Un groupe d’experts indépendants des Nations Unies a estimé que l’interdiction des activités des partis politiques décidée par les autorités militaires maliennes constitue « une violation directe des droits humains fondamentaux ».
La classe politique malienne est en ébullition. Ces derniers jours, la junte au pouvoir a pris deux mesures controversées : un décret suspendant les activités des partis politiques jusqu’à nouvel ordre et un projet de loi visant à durcir les conditions de création et de fonctionnement des formations politiques. Ces décisions ont suscité une vive indignation, donnant lieu à une première manifestation à Bamako et à des réactions de solidarité au-delà des frontières.
Dans un communiqué conjoint, les experts des droits de l’homme Eduardo Gonzalez, Irene Khan et Gina Romero ont appelé à l’abrogation immédiate du décret.
« Ce décret suspendant les activités politiques doit être immédiatement abrogé. De plus, s’il est adopté, le projet de loi du 30 avril mettra le Mali en contravention avec ses obligations en matière de droits humains, notamment en ce qui concerne les libertés d’association et d’expression », ont-ils souligné.
Le gouvernement malien a défendu sa position en affirmant que l’objectif est de « mettre fin à la prolifération des partis politiques », et que cette réforme ne remet pas en cause leur existence. Les experts de l’ONU ont rétorqué que ce phénomène peut être régulé par des dispositions électorales légitimes, notamment en liant l’enregistrement des partis à leurs performances électorales passées.
« Au lieu de cela, le projet de loi récemment adopté conditionnera l’enregistrement d’un parti et les candidatures à des dépôts financiers onéreux, limitant le droit à la participation politique aux secteurs à forte capacité économique », ont-ils averti.
Le rassemblement de cet après-midi reporté
Les autorités affirment que ces propositions sont issues des Assises nationales de la refondation de 2021 et des consultations d’avril 2025 sur la révision de la Charte des partis politiques. Mais les experts contestent la validité de cette justification.
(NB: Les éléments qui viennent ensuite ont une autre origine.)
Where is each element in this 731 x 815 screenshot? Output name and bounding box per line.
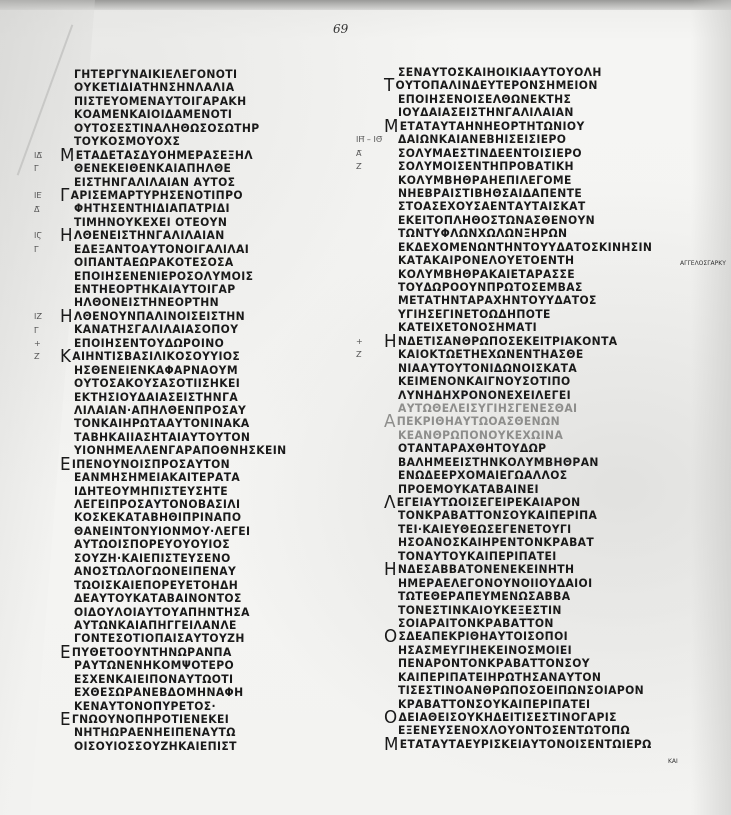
manuscript-line: ΚΑΤΕΙΧΕΤΟΝΟΣΗΜΑΤΙ <box>398 321 677 334</box>
manuscript-line: ΛΙΛΑΙΑΝ·ΑΠΗΛΘΕΝΠΡΟΣΑΥ <box>74 404 325 417</box>
eusebian-section-mark: Γ̅ <box>34 245 38 254</box>
manuscript-line: ΚΑΤΑΚΑΙΡΟΝΕΛΟΥΕΤΟΕΝΤΗ <box>398 254 677 267</box>
manuscript-line: ΘΑΝΕΙΝΤΟΝΥΙΟΝΜΟΥ·ΛΕΓΕΙ <box>74 525 325 538</box>
manuscript-line: ΤΙΣΕΣΤΙΝΟΑΝΘΡΩΠΟΣΟΕΙΠΩΝΣΟΙΑΡΟΝ <box>398 684 677 697</box>
manuscript-line: ΕΧΘΕΣΩΡΑΝΕΒΔΟΜΗΝΑΦΗ <box>74 686 325 699</box>
manuscript-line: ΑΥΤΩΟΙΣΠΟΡΕΥΟΥΟΥΙΟΣ <box>74 538 325 551</box>
manuscript-line: ΒΑΛΗΜΕΕΙΣΤΗΝΚΟΛΥΜΒΗΘΡΑΝ <box>398 456 677 469</box>
manuscript-line: ΤΟΝΚΡΑΒΑΤΤΟΝΣΟΥΚΑΙΠΕΡΙΠΑ <box>398 509 677 522</box>
enlarged-initial: Μ <box>384 734 399 755</box>
manuscript-line: ΓΗΤΕΡΓΥΝΑΙΚΙΕΛΕΓΟΝΟΤΙ <box>74 68 325 81</box>
line-text: ΓΝΩΟΥΝΟΠΗΡΟΤΙΕΝΕΚΕΙ <box>72 712 229 726</box>
eusebian-section-mark: ΙΖ̅ <box>34 312 42 321</box>
eusebian-section-mark: ΙΗ̅ – ΙΘ̅ <box>356 135 382 144</box>
manuscript-line: ΙΔΗΤΕΟΥΜΗΠΙΣΤΕΥΣΗΤΕ <box>74 485 325 498</box>
manuscript-line: ΑΥΤΩΝΚΑΙΑΠΗΓΓΕΙΛΑΝΛΕ <box>74 619 325 632</box>
manuscript-line: ΗΝΔΕΤΙΣΑΝΘΡΩΠΟΣΕΚΕΙΤΡΙΑΚΟΝΤΑ <box>384 335 676 348</box>
manuscript-line: ΟΔΕΙΑΘΕΙΣΟΥΚΗΔΕΙΤΙΣΕΣΤΙΝΟΓΑΡΙΣ <box>384 711 676 724</box>
manuscript-line: ΥΓΙΗΣΕΓΙΝΕΤΟΩΔΗΠΟΤΕ <box>398 308 677 321</box>
manuscript-line: ΕΙΠΕΝΟΥΝΟΙΣΠΡΟΣΑΥΤΟΝ <box>60 458 324 471</box>
manuscript-line: ΚΑΙΗΝΤΙΣΒΑΣΙΛΙΚΟΣΟΥΥΙΟΣ <box>60 350 324 363</box>
manuscript-line: ΤΟΥΤΟΠΑΛΙΝΔΕΥΤΕΡΟΝΣΗΜΕΙΟΝ <box>384 79 676 92</box>
manuscript-line: ΕΠΟΙΗΣΕΝΟΙΣΕΛΘΩΝΕΚΤΗΣ <box>398 93 677 106</box>
manuscript-line: ΣΕΝΑΥΤΟΣΚΑΙΗΟΙΚΙΑΑΥΤΟΥΟΛΗ <box>398 66 677 79</box>
manuscript-line: ΡΑΥΤΩΝΕΝΗΚΟΜΨΟΤΕΡΟ <box>74 659 325 672</box>
manuscript-line: ΤΟΝΚΑΙΗΡΩΤΑΑΥΤΟΝΙΝΑΚΑ <box>74 417 325 430</box>
manuscript-line: ΟΙΣΟΥΙΟΣΣΟΥΖΗΚΑΙΕΠΙΣΤ <box>74 740 325 753</box>
corrector-note: ΚΑΙ <box>668 758 678 765</box>
manuscript-line: ΕΞΕΝΕΥΣΕΝΟΧΛΟΥΟΝΤΟΣΕΝΤΩΤΟΠΩ <box>398 724 677 737</box>
eusebian-section-mark: + <box>34 339 41 348</box>
line-text: ΝΔΕΤΙΣΑΝΘΡΩΠΟΣΕΚΕΙΤΡΙΑΚΟΝΤΑ <box>398 334 618 348</box>
manuscript-line: ΚΕΑΝΘΡΩΠΟΝΟΥΚΕΧΩΙΝΑ <box>398 429 677 442</box>
enlarged-initial: Κ <box>60 346 71 367</box>
manuscript-line: ΗΛΘΕΝΕΙΣΤΗΝΓΑΛΙΛΑΙΑΝ <box>60 229 324 242</box>
eusebian-section-mark: Α̅ <box>356 149 361 158</box>
manuscript-line: ΣΟΛΥΜΟΙΣΕΝΤΗΠΡΟΒΑΤΙΚΗ <box>398 160 677 173</box>
page-top-edge <box>0 0 731 10</box>
manuscript-line: ΤΙΜΗΝΟΥΚΕΧΕΙ ΟΤΕΟΥΝ <box>74 216 325 229</box>
manuscript-line: ΕΓΝΩΟΥΝΟΠΗΡΟΤΙΕΝΕΚΕΙ <box>60 713 324 726</box>
manuscript-line: ΜΕΤΑΤΑΥΤΑΕΥΡΙΣΚΕΙΑΥΤΟΝΟΙΣΕΝΤΩΙΕΡΩ <box>384 738 676 751</box>
manuscript-line: ΕΔΕΞΑΝΤΟΑΥΤΟΝΟΙΓΑΛΙΛΑΙ <box>74 243 325 256</box>
manuscript-line: ΕΠΥΘΕΤΟΟΥΝΤΗΝΩΡΑΝΠΑ <box>60 646 324 659</box>
line-text: ΙΠΕΝΟΥΝΟΙΣΠΡΟΣΑΥΤΟΝ <box>72 457 230 471</box>
eusebian-section-mark: Ζ̅ <box>356 162 361 171</box>
line-text: ΕΤΑΔΕΤΑΣΔΥΟΗΜΕΡΑΣΕΞΗΛ <box>76 148 253 162</box>
manuscript-line: ΤΟΥΔΩΡΟΟΥΝΠΡΩΤΟΣΕΜΒΑΣ <box>398 281 677 294</box>
manuscript-line: ΛΕΓΕΙΑΥΤΩΟΙΣΕΓΕΙΡΕΚΑΙΑΡΟΝ <box>384 496 676 509</box>
manuscript-line: ΣΟΥΖΗ·ΚΑΙΕΠΙΣΤΕΥΣΕΝΟ <box>74 552 325 565</box>
enlarged-initial: Ε <box>60 642 71 663</box>
manuscript-line: ΔΑΙΩΝΚΑΙΑΝΕΒΗΙΣΕΙΣΙΕΡΟ <box>398 133 677 146</box>
manuscript-line: ΗΝΔΕΣΑΒΒΑΤΟΝΕΝΕΚΕΙΝΗΤΗ <box>384 563 676 576</box>
enlarged-initial: Γ <box>60 185 70 206</box>
enlarged-initial: Η <box>384 559 397 580</box>
line-text: ΕΤΑΤΑΥΤΑΗΝΗΕΟΡΤΗΤΩΝΙΟΥ <box>400 119 585 133</box>
enlarged-initial: Η <box>384 331 397 352</box>
manuscript-line: ΚΕΙΜΕΝΟΝΚΑΙΓΝΟΥΣΟΤΙΠΟ <box>398 375 677 388</box>
manuscript-line: ΕΠΟΙΗΣΕΝΕΝΙΕΡΟΣΟΛΥΜΟΙΣ <box>74 270 325 283</box>
manuscript-line: ΝΙΑΑΥΤΟΥΤΟΝΙΔΩΝΟΙΣΚΑΤΑ <box>398 362 677 375</box>
manuscript-line: ΛΕΓΕΙΠΡΟΣΑΥΤΟΝΟΒΑΣΙΛΙ <box>74 498 325 511</box>
right-column: ΣΕΝΑΥΤΟΣΚΑΙΗΟΙΚΙΑΑΥΤΟΥΟΛΗΤΟΥΤΟΠΑΛΙΝΔΕΥΤΕ… <box>398 66 698 751</box>
manuscript-line: ΠΡΟΕΜΟΥΚΑΤΑΒΑΙΝΕΙ <box>398 483 677 496</box>
manuscript-line: ΤΟΝΕΣΤΙΝΚΑΙΟΥΚΕΞΕΣΤΙΝ <box>398 604 677 617</box>
manuscript-line: ΗΛΘΕΝΟΥΝΠΑΛΙΝΟΙΣΕΙΣΤΗΝ <box>60 310 324 323</box>
manuscript-line: ΕΣΧΕΝΚΑΙΕΙΠΟΝΑΥΤΩΟΤΙ <box>74 673 325 686</box>
manuscript-line: ΚΑΙΟΚΤΩΕΤΗΕΧΩΝΕΝΤΗΑΣΘΕ <box>398 348 677 361</box>
manuscript-page: 69 ΓΗΤΕΡΓΥΝΑΙΚΙΕΛΕΓΟΝΟΤΙΟΥΚΕΤΙΔΙΑΤΗΝΣΗΝΛ… <box>0 0 731 815</box>
manuscript-line: ΗΜΕΡΑΕΛΕΓΟΝΟΥΝΟΙΙΟΥΔΑΙΟΙ <box>398 577 677 590</box>
manuscript-line: ΕΚΕΙΤΟΠΛΗΘΟΣΤΩΝΑΣΘΕΝΟΥΝ <box>398 214 677 227</box>
eusebian-section-mark: Δ̅ <box>34 205 39 214</box>
manuscript-line: ΚΟΣΚΕΚΑΤΑΒΗΘΙΠΡΙΝΑΠΟ <box>74 511 325 524</box>
manuscript-line: ΚΟΛΥΜΒΗΘΡΑΗΕΠΙΛΕΓΟΜΕ <box>398 174 677 187</box>
eusebian-section-mark: Ζ̅ <box>356 350 361 359</box>
manuscript-line: ΕΑΝΜΗΣΗΜΕΙΑΚΑΙΤΕΡΑΤΑ <box>74 471 325 484</box>
enlarged-initial: Ο <box>384 626 398 647</box>
manuscript-line: ΚΑΙΠΕΡΙΠΑΤΕΙΗΡΩΤΗΣΑΝΑΥΤΟΝ <box>398 671 677 684</box>
manuscript-line: ΜΕΤΑΤΗΝΤΑΡΑΧΗΝΤΟΥΥΔΑΤΟΣ <box>398 294 677 307</box>
line-text: ΝΔΕΣΑΒΒΑΤΟΝΕΝΕΚΕΙΝΗΤΗ <box>398 562 574 576</box>
manuscript-line: ΤΕΙ·ΚΑΙΕΥΘΕΩΣΕΓΕΝΕΤΟΥΓΙ <box>398 523 677 536</box>
enlarged-initial: Ο <box>384 707 398 728</box>
line-text: ΠΕΚΡΙΘΗΑΥΤΩΟΑΣΘΕΝΩΝ <box>397 414 560 428</box>
manuscript-line: ΕΠΟΙΗΣΕΝΤΟΥΔΩΡΟΙΝΟ <box>74 337 325 350</box>
line-text: ΛΘΕΝΕΙΣΤΗΝΓΑΛΙΛΑΙΑΝ <box>74 228 225 242</box>
manuscript-line: ΥΙΟΝΗΜΕΛΛΕΝΓΑΡΑΠΟΘΝΗΣΚΕΙΝ <box>74 444 325 457</box>
manuscript-line: ΤΩΟΙΣΚΑΙΕΠΟΡΕΥΕΤΟΗΔΗ <box>74 579 325 592</box>
manuscript-line: ΟΥΚΕΤΙΔΙΑΤΗΝΣΗΝΛΑΛΙΑ <box>74 81 325 94</box>
line-text: ΑΙΗΝΤΙΣΒΑΣΙΛΙΚΟΣΟΥΥΙΟΣ <box>72 349 240 363</box>
manuscript-line: ΤΟΥΚΟΣΜΟΥΟΧΣ <box>74 135 325 148</box>
manuscript-line: ΟΤΑΝΤΑΡΑΧΘΗΤΟΥΔΩΡ <box>398 442 677 455</box>
eusebian-section-mark: + <box>356 337 363 346</box>
manuscript-line: ΤΑΒΗΚΑΙΙΑΣΗΤΑΙΑΥΤΟΥΤΟΝ <box>74 431 325 444</box>
manuscript-line: ΤΩΝΤΥΦΛΩΝΧΩΛΩΝΞΗΡΩΝ <box>398 227 677 240</box>
enlarged-initial: Τ <box>384 75 395 96</box>
eusebian-section-mark: Γ̅ <box>34 326 38 335</box>
manuscript-line: ΚΟΑΜΕΝΚΑΙΟΙΔΑΜΕΝΟΤΙ <box>74 108 325 121</box>
manuscript-line: ΕΚΤΗΣΙΟΥΔΑΙΑΣΕΙΣΤΗΝΓΑ <box>74 391 325 404</box>
enlarged-initial: Ε <box>60 454 71 475</box>
manuscript-line: ΟΙΠΑΝΤΑΕΩΡΑΚΟΤΕΣΟΣΑ <box>74 256 325 269</box>
manuscript-line: ΜΕΤΑΔΕΤΑΣΔΥΟΗΜΕΡΑΣΕΞΗΛ <box>60 149 324 162</box>
manuscript-line: ΚΕΝΑΥΤΟΝΟΠΥΡΕΤΟΣ· <box>74 700 325 713</box>
manuscript-line: ΔΕΑΥΤΟΥΚΑΤΑΒΑΙΝΟΝΤΟΣ <box>74 592 325 605</box>
manuscript-line: ΟΣΔΕΑΠΕΚΡΙΘΗΑΥΤΟΙΣΟΠΟΙ <box>384 630 676 643</box>
enlarged-initial: Α <box>384 411 396 432</box>
manuscript-line: ΝΗΕΒΡΑΙΣΤΙΒΗΘΣΑΙΔΑΠΕΝΤΕ <box>398 187 677 200</box>
manuscript-line: ΓΑΡΙΣΕΜΑΡΤΥΡΗΣΕΝΟΤΙΠΡΟ <box>60 189 324 202</box>
eusebian-section-mark: ΙΔ̅ <box>34 151 42 160</box>
manuscript-line: ΝΗΤΗΩΡΑΕΝΗΕΙΠΕΝΑΥΤΩ <box>74 726 325 739</box>
manuscript-line: ΣΟΙΑΡΑΙΤΟΝΚΡΑΒΑΤΤΟΝ <box>398 617 677 630</box>
enlarged-initial: Ε <box>60 709 71 730</box>
manuscript-line: ΕΝΤΗΕΟΡΤΗΚΑΙΑΥΤΟΙΓΑΡ <box>74 283 325 296</box>
eusebian-section-mark: Ζ̅ <box>34 352 39 361</box>
line-text: ΕΤΑΤΑΥΤΑΕΥΡΙΣΚΕΙΑΥΤΟΝΟΙΣΕΝΤΩΙΕΡΩ <box>400 737 652 751</box>
manuscript-line: ΑΝΟΣΤΩΛΟΓΩΟΝΕΙΠΕΝΑΥ <box>74 565 325 578</box>
manuscript-line: ΗΛΘΟΝΕΙΣΤΗΝΕΟΡΤΗΝ <box>74 296 325 309</box>
manuscript-line: ΗΣΟΑΝΟΣΚΑΙΗΡΕΝΤΟΝΚΡΑΒΑΤ <box>398 536 677 549</box>
manuscript-line: ΑΥΤΩΘΕΛΕΙΣΥΓΙΗΣΓΕΝΕΣΘΑΙ <box>398 402 677 415</box>
folio-number: 69 <box>333 22 348 36</box>
manuscript-line: ΗΣΑΣΜΕΥΓΙΗΕΚΕΙΝΟΣΜΟΙΕΙ <box>398 644 677 657</box>
manuscript-line: ΦΗΤΗΣΕΝΤΗΙΔΙΑΠΑΤΡΙΔΙ <box>74 202 325 215</box>
line-text: ΣΔΕΑΠΕΚΡΙΘΗΑΥΤΟΙΣΟΠΟΙ <box>398 629 568 643</box>
manuscript-line: ΕΙΣΤΗΝΓΑΛΙΛΑΙΑΝ ΑΥΤΟΣ <box>74 176 325 189</box>
manuscript-line: ΠΙΣΤΕΥΟΜΕΝΑΥΤΟΙΓΑΡΑΚΗ <box>74 95 325 108</box>
line-text: ΛΘΕΝΟΥΝΠΑΛΙΝΟΙΣΕΙΣΤΗΝ <box>74 309 245 323</box>
manuscript-line: ΛΥΝΗΔΗΧΡΟΝΟΝΕΧΕΙΛΕΓΕΙ <box>398 389 677 402</box>
enlarged-initial: Μ <box>384 116 399 137</box>
manuscript-line: ΟΙΔΟΥΛΟΙΑΥΤΟΥΑΠΗΝΤΗΣΑ <box>74 606 325 619</box>
manuscript-line: ΣΤΟΑΣΕΧΟΥΣΑΕΝΤΑΥΤΑΙΣΚΑΤ <box>398 200 677 213</box>
manuscript-line: ΚΡΑΒΑΤΤΟΝΣΟΥΚΑΙΠΕΡΙΠΑΤΕΙ <box>398 698 677 711</box>
corrector-note: ΑΓΓΕΛΟΣΓΑΡΚΥ <box>680 260 726 267</box>
eusebian-section-mark: ΙϚ̅ <box>34 231 42 240</box>
line-text: ΔΕΙΑΘΕΙΣΟΥΚΗΔΕΙΤΙΣΕΣΤΙΝΟΓΑΡΙΣ <box>398 710 616 724</box>
enlarged-initial: Η <box>60 225 73 246</box>
line-text: ΑΡΙΣΕΜΑΡΤΥΡΗΣΕΝΟΤΙΠΡΟ <box>71 188 243 202</box>
manuscript-line: ΠΕΝΑΡΟΝΤΟΝΚΡΑΒΑΤΤΟΝΣΟΥ <box>398 657 677 670</box>
manuscript-line: ΤΩΤΕΘΕΡΑΠΕΥΜΕΝΩΣΑΒΒΑ <box>398 590 677 603</box>
eusebian-section-mark: ΙΕ̅ <box>34 191 41 200</box>
manuscript-line: ΑΠΕΚΡΙΘΗΑΥΤΩΟΑΣΘΕΝΩΝ <box>384 415 676 428</box>
manuscript-line: ΟΥΤΟΣΕΣΤΙΝΑΛΗΘΩΣΟΣΩΤΗΡ <box>74 122 325 135</box>
manuscript-line: ΙΟΥΔΑΙΑΣΕΙΣΤΗΝΓΑΛΙΛΑΙΑΝ <box>398 106 677 119</box>
manuscript-line: ΣΟΛΥΜΑΕΣΤΙΝΔΕΕΝΤΟΙΣΙΕΡΟ <box>398 147 677 160</box>
manuscript-line: ΗΣΘΕΝΕΙΕΝΚΑΦΑΡΝΑΟΥΜ <box>74 364 325 377</box>
manuscript-line: ΤΟΝΑΥΤΟΥΚΑΙΠΕΡΙΠΑΤΕΙ <box>398 550 677 563</box>
manuscript-line: ΚΑΝΑΤΗΣΓΑΛΙΛΑΙΑΣΟΠΟΥ <box>74 323 325 336</box>
manuscript-line: ΟΥΤΟΣΑΚΟΥΣΑΣΟΤΙΙΣΗΚΕΙ <box>74 377 325 390</box>
enlarged-initial: Λ <box>384 492 396 513</box>
line-text: ΕΓΕΙΑΥΤΩΟΙΣΕΓΕΙΡΕΚΑΙΑΡΟΝ <box>397 495 581 509</box>
manuscript-line: ΚΟΛΥΜΒΗΘΡΑΚΑΙΕΤΑΡΑΣΣΕ <box>398 268 677 281</box>
enlarged-initial: Μ <box>60 145 75 166</box>
eusebian-section-mark: Γ̅ <box>34 164 38 173</box>
manuscript-line: ΘΕΝΕΚΕΙΘΕΝΚΑΙΑΠΗΛΘΕ <box>74 162 325 175</box>
manuscript-line: ΜΕΤΑΤΑΥΤΑΗΝΗΕΟΡΤΗΤΩΝΙΟΥ <box>384 120 676 133</box>
line-text: ΠΥΘΕΤΟΟΥΝΤΗΝΩΡΑΝΠΑ <box>72 645 232 659</box>
line-text: ΟΥΤΟΠΑΛΙΝΔΕΥΤΕΡΟΝΣΗΜΕΙΟΝ <box>396 78 598 92</box>
manuscript-line: ΓΟΝΤΕΣΟΤΙΟΠΑΙΣΑΥΤΟΥΖΗ <box>74 632 325 645</box>
manuscript-line: ΕΚΔΕΧΟΜΕΝΩΝΤΗΝΤΟΥΥΔΑΤΟΣΚΙΝΗΣΙΝ <box>398 241 677 254</box>
manuscript-line: ΕΝΩΔΕΕΡΧΟΜΑΙΕΓΩΑΛΛΟΣ <box>398 469 677 482</box>
left-column: ΓΗΤΕΡΓΥΝΑΙΚΙΕΛΕΓΟΝΟΤΙΟΥΚΕΤΙΔΙΑΤΗΝΣΗΝΛΑΛΙ… <box>74 68 344 753</box>
enlarged-initial: Η <box>60 306 73 327</box>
« Aucune consultation véritable n’est possible dans le climat actuel de suppression de l’espace civique, où les opposants et les journalistes indépendants ont des raisons de craindre que la liberté d’expression soit sanctionnée », ont-ils déclaré, en rappelant que plusieurs partis avaient boycotté ces consultations par crainte qu’elles servent à justifier la dissolution des partis politiques.
Un deuxième rassemblement de protestation devait avoir lieu ce vendredi 9 mai au Monument de l’Indépendance de Bamako, à l’appel du Collectif de partis politiques pour le respect de la Constitution. Toutefois, l’événement a été reporté « en raison de risques d’affrontements », selon Maliweb. Dans un communiqué, le collectif a indiqué qu’il « refuse de livrer ses militants à la violence préparée par des soutiens à la transition », en place depuis près de cinq ans.
Le ministre de la Communication, de l’Économie numérique et de la Modernisation de l’Administration, Alhamdou Ag Ilyène, a tenté de rassurer l’opinion jeudi, lors d’une rencontre avec les organisations faîtières de la presse. Il a affirmé que la suspension des partis « n’est ni une interdiction définitive, ni une remise en cause du pluralisme ».
Le projet de loi portant suspension des partis sera prochainement soumis au Conseil national de transition (CNT), présidé par le général Malick Diaw. Toutefois, les experts onusiens appellent les membres du CNT à ne pas l’approuver.
« Nous sommes prêts à aider le gouvernement à réviser le projet de loi d’amendement afin de garantir la conformité avec les normes et standards internationaux en matière de droits humains », ont-ils déclaré, insistant sur la nécessité de préserver les libertés politiques.
« Le droit de se réunir pacifiquement est essentiel à la santé d’une communauté politique dynamique. Les autorités maliennes de transition doivent le respecter scrupuleusement et s’abstenir d’actes d’intimidation et de répression mettant en péril l’intégrité physique et les droits des manifestants », ont-ils affirmé.